Massimo Franco escribe en ‘Corriere della Sera’ una frase lapidaria pero tremendamente cierta, “il rottamotore”, que traducido sería algo así como “el desguazador ha sido golpeado por aquel que pensaba que era su pueblo”. Identificar un gobierno, el propio, con el sentir y el reflejo de un pueblo es la vanidad del populismo. Renzi es, en cierto modo, un populista, no comparable con otros, pero ha jugado sobre un alambre demasiado fino. Y sobre este no ha sabido hacer más malabares de los mismos con los que nos ha acostumbrado durante estos dos últimos años. Piensa de nuevo, vota un referendo donde la pedagogía ha sido volatilizada hasta la irrelevancia y donde la afrenta abierta se cobra su propia cabeza política, o como él dijo la noche de la derrota de ‘su’ referendo, su ‘propia silla’.
No ha sabido explicar el porqué de esta profunda reforma constitucional ni tampoco ha tejido las alianzas suficientes para dar un portazo directo y sonoro a la vieja política italiana, enrevesada y endiablada como ninguna, con 63 gobiernos en 70 años de democracia. El pueblo italiano hace mucho que se ha reído de sus políticos, es su propio y particular antídoto contra un realismo languideciente y, hasta cierto punto, esperpéntico.
Renzi paga la soberbia y una tremenda ambición, que no ha querido esconder y de la que nunca ha tratado de escapar, y una errática campaña, cuyo resultado vinculó, en un devaneo populista y cegado por la vanidad, a su propia continuidad. Pero Italia, que nunca refrendó en urnas a Renzi, pero sí a Letta, tras apartar la tecnocracia de Monti, ha dicho no a la reforma y al toscano Renzi. Hasta cierto punto, aquella vieja máxima de que quien a hierro mata, a hierro muere se cumple de nuevo. De lo contrario, pregúntenselo a Letta y a sus peculiares idus de marzo; cómo fue desalojado por su propio partido y un novísimo Renzi, de 39 años, cuya máxima responsabilidad era la de haber sido alcalde de Florencia.
Ni el apocalipsis económico ni la debilidad de una Europa incapaz de encontrarse a sí misma vendrán tras la derrota del referendo. Al contrario, Europa se mantiene con respiradores automáticos, y la insulina de la no victoria de la ultraderecha en Austria le permite tomar impulso, pequeño, pero es un respiro.

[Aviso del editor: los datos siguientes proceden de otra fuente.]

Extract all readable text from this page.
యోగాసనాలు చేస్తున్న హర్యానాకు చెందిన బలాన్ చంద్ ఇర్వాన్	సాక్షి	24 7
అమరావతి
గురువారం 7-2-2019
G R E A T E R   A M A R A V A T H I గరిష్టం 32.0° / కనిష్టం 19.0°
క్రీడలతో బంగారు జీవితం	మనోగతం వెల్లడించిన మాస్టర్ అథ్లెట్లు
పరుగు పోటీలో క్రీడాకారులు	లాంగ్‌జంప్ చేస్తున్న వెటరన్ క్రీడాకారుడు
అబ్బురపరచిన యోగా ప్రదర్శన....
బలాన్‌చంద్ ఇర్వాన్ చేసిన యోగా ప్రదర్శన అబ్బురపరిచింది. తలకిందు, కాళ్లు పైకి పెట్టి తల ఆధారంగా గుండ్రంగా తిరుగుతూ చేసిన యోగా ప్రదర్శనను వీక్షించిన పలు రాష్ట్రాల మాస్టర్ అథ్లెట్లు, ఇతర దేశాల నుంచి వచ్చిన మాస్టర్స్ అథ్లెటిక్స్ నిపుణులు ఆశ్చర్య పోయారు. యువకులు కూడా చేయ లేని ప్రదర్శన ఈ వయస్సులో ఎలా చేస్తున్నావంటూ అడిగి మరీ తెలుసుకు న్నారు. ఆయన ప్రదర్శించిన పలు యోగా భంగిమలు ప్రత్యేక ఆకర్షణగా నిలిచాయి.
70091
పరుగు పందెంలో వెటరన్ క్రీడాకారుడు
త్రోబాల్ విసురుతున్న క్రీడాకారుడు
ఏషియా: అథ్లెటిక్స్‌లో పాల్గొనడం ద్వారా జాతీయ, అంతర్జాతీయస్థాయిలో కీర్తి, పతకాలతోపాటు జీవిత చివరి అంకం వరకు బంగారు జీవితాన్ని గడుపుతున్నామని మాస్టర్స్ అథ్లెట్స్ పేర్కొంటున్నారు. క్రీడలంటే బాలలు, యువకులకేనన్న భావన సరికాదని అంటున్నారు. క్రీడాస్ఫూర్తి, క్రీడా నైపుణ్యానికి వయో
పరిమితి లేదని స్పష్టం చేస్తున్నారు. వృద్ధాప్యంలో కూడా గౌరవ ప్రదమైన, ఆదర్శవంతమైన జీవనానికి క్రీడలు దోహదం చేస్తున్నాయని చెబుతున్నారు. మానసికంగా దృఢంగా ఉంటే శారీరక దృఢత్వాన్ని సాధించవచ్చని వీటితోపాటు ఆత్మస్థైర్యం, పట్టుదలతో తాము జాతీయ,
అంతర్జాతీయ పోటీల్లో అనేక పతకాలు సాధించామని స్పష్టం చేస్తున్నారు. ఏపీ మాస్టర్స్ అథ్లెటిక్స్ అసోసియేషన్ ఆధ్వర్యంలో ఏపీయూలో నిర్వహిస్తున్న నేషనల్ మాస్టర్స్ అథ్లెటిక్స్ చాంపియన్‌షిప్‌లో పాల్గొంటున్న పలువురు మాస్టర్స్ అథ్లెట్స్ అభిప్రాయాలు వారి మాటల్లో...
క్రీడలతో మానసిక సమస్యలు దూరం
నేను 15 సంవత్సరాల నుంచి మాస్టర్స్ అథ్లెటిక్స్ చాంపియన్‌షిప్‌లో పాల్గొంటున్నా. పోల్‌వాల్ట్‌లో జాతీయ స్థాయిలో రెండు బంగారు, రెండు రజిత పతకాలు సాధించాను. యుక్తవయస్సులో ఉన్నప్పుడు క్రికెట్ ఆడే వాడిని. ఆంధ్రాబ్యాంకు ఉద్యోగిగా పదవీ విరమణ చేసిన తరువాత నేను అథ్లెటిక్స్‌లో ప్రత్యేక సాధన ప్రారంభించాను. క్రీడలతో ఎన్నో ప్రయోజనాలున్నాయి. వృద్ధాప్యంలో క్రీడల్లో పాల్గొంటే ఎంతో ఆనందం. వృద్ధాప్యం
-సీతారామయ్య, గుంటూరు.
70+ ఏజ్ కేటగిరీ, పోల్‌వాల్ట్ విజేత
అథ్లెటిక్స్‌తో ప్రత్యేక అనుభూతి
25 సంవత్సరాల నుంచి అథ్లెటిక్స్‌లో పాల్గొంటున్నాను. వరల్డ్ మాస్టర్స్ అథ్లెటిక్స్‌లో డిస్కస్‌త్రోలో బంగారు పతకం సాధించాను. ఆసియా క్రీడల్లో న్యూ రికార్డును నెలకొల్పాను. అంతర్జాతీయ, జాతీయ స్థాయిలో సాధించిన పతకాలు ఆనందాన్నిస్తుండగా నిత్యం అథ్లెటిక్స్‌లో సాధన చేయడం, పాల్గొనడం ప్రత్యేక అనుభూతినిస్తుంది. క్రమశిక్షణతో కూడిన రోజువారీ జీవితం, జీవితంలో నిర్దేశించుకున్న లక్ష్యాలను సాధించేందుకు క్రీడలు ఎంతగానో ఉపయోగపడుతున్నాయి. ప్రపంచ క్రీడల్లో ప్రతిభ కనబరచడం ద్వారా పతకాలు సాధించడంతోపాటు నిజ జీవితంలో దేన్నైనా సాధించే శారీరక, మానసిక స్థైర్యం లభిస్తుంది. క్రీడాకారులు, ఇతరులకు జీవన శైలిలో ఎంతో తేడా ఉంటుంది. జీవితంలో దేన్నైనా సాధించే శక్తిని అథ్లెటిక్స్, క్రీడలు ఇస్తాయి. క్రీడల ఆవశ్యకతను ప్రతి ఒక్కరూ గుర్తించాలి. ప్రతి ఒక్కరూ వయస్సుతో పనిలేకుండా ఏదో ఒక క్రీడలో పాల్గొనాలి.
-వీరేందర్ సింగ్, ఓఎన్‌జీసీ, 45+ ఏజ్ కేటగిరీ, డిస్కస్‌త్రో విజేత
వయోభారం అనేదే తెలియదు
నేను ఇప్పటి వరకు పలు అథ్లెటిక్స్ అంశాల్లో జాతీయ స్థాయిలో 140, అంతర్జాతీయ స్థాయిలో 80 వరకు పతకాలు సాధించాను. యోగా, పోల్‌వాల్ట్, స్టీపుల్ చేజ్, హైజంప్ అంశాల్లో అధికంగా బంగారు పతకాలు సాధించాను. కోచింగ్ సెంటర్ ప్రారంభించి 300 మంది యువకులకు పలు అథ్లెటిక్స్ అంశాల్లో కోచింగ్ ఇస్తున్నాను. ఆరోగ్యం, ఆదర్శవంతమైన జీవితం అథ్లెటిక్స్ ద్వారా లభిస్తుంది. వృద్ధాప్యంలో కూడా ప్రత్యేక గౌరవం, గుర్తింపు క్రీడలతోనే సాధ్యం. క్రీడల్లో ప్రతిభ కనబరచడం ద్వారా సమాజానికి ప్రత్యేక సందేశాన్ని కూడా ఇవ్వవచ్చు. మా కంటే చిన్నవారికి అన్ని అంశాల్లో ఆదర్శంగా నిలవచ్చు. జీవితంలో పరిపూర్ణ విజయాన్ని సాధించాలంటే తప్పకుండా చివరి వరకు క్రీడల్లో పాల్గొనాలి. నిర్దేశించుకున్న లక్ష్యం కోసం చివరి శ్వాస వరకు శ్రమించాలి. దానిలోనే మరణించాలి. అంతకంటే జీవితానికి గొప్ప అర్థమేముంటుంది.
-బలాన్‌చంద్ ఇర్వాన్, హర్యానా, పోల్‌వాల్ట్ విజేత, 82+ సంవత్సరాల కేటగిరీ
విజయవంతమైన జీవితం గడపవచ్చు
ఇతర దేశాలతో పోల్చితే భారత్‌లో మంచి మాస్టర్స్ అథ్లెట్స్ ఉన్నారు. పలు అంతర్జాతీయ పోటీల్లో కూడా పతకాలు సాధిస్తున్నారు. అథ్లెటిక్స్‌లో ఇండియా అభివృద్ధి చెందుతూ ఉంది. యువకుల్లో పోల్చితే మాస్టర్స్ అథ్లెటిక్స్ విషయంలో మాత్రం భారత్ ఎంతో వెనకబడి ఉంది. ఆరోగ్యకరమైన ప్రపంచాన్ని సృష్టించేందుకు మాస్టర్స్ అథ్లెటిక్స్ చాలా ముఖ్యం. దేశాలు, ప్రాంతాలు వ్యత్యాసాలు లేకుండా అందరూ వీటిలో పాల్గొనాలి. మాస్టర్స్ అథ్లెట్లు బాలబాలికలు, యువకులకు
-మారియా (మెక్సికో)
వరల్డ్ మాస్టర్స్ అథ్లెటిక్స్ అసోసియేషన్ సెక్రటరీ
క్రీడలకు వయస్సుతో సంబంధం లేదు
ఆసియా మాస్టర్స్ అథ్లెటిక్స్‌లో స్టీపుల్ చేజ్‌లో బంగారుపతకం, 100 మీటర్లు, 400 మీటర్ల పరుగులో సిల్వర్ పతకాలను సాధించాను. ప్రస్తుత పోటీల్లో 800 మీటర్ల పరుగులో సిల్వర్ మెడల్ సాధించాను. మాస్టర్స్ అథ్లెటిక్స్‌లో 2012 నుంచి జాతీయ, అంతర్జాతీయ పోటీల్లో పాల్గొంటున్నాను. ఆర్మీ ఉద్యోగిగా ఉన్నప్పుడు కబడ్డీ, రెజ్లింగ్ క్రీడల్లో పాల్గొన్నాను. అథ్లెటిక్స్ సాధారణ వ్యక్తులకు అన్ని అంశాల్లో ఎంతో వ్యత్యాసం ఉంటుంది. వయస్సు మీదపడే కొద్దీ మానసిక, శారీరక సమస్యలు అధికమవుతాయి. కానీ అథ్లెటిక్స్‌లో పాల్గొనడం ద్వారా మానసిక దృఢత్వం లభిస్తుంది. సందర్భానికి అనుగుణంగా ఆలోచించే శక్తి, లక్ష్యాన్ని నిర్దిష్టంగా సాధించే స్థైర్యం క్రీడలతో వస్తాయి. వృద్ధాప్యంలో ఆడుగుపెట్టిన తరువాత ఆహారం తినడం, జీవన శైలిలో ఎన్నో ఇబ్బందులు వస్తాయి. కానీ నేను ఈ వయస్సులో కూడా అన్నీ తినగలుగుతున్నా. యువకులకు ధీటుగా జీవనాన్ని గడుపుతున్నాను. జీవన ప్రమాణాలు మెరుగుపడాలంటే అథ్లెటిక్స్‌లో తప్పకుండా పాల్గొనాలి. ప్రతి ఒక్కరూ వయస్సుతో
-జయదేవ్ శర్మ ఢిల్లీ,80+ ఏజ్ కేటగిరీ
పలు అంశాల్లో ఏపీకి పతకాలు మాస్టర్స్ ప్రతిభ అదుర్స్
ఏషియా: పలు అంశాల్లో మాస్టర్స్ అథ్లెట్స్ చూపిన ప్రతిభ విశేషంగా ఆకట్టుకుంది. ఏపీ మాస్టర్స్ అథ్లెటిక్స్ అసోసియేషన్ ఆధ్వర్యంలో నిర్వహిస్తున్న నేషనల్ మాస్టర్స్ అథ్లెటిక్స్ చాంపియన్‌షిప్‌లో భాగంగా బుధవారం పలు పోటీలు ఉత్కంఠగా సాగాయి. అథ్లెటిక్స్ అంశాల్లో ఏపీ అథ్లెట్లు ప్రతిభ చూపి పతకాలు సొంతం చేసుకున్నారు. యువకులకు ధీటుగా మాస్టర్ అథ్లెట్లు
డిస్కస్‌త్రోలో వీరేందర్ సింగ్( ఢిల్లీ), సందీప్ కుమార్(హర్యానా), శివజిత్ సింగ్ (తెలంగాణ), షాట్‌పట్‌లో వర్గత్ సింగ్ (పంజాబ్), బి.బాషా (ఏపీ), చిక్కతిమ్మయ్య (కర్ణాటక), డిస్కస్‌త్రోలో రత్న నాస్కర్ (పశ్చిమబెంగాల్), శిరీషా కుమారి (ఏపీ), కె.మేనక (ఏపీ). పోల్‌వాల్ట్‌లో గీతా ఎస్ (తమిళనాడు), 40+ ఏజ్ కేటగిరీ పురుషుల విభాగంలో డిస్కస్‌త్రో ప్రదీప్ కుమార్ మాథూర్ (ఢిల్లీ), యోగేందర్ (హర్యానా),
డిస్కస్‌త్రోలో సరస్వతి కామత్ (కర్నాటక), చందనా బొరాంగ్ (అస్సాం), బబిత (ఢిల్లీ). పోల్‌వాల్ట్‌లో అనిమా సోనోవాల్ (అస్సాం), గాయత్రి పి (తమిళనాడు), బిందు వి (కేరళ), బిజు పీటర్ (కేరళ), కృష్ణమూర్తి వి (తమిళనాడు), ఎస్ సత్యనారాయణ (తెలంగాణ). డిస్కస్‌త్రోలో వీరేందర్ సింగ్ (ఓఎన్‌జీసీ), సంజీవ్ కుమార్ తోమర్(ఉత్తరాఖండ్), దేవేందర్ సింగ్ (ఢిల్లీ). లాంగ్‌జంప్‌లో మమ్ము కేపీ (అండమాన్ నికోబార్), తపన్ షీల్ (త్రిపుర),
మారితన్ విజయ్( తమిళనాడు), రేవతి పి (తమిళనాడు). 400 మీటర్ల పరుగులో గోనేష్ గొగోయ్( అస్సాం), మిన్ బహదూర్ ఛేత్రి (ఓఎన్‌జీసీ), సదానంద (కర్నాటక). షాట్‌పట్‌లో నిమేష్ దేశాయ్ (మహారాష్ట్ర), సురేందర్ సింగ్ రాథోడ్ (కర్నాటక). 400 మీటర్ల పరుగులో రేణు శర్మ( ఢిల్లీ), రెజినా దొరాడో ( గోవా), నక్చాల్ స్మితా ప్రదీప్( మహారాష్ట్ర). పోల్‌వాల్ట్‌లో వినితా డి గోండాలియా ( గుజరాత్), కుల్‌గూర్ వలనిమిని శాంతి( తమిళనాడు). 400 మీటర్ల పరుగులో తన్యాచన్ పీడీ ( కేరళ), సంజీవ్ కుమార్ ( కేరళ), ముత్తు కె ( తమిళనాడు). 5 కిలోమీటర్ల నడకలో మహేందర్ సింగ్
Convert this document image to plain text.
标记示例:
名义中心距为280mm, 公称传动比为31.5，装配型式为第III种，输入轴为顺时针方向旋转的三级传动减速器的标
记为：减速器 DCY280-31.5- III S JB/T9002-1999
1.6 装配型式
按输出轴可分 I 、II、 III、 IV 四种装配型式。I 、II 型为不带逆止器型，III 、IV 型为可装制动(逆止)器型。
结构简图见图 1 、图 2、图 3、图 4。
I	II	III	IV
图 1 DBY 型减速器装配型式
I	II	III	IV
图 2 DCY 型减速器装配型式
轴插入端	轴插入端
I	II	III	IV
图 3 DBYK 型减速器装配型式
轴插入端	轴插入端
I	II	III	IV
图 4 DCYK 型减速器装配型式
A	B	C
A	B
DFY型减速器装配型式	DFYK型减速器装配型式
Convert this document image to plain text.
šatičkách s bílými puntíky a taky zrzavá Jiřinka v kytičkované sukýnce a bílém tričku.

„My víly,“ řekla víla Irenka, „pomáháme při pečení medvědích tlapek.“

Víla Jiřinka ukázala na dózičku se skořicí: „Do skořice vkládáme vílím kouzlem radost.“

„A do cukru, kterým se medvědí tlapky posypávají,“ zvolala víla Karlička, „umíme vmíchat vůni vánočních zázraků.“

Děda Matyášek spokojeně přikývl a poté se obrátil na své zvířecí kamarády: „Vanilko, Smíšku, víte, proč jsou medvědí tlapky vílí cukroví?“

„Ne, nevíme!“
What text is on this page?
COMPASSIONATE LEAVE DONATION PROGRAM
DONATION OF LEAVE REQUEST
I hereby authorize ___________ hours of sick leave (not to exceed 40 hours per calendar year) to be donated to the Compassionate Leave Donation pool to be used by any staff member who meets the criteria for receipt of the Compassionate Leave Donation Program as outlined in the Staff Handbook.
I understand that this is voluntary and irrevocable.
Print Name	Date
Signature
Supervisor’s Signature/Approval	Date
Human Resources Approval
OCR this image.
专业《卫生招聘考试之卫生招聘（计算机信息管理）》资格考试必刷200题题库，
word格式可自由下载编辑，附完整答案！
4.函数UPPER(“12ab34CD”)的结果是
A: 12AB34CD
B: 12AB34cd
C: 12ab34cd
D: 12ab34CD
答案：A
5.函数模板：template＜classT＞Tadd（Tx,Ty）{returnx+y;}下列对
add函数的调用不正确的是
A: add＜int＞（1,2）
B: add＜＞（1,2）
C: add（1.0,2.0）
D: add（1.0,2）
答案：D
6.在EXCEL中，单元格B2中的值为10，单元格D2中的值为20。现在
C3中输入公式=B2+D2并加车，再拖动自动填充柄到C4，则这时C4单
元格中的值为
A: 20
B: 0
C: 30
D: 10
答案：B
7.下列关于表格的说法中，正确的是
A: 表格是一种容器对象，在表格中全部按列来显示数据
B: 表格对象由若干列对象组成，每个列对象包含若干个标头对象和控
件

Renzi tiene que dar un paso atrás por pura coherencia si no quiere ser un cadáver político sin credibilidad alguna. El futuro es ignoto, pero aun reteniendo las riendas de su partido, el demócrata, centro izquierda, no puede encabezar un nuevo gobierno. Algunas voces hablan del regreso de Prodi, pero el presidente de la República, Mattarella, tiene por delante un reto que no ahogue aún más la casi nula credibilidad de los políticos italianos. Las reformas de Renzi no pueden abocar a un inmediato escenario electoral, hay que legislar mientras el país entra en un ‘impasse’ político, económico y social. Italia tiene que legislar una nueva norma electoral que evite, sobre todo, el colapso de los últimos años, como el caos y bloqueo del 2013. Caída toda reforma constitucional cabe una pregunta, ¿hasta qué punto las viejas políticas y las antiguas formas partidistas no han derrotado el ímpetu de Renzi? Tratar de ahogar la vitalidad bloqueadora del Senado, apartar del sitial a casi dos centenares de senadores reduciendo la Cámara y amputando su poder de bloqueo, cambiar la burocracia del país y reducir ayuntamientos y departamentos regionales han terminado por arrojar al foso de la arena de los derrotados al toscano.
Italia no se suicida con este resultado. No nos equivoquemos. Dice no a un político y a un gobierno que cometió el error de un exceso de confianza y de creerse que tenía a su lado a todo un pueblo cada vez más disconforme y harto de un sistema rígido y regido por los pretéritos esquemas de siempre. Renzi conoce en carne propia la fuerza de los populismos auténticos y el hartazgo de mucha gente como ha pasado en Reino Unido, en Colombia y en las elecciones norteamericanas. Le Pen suspira porque suceda lo mismo en Francia. Y mientras tanto, la banca italiana contiene la respiración ante su situación azarosa, turbia e incierta en el caso de Monte dei Paschi. Pero los italianos son supervivientes de la finta política y del dramatismo artificial. Es una forma de ser.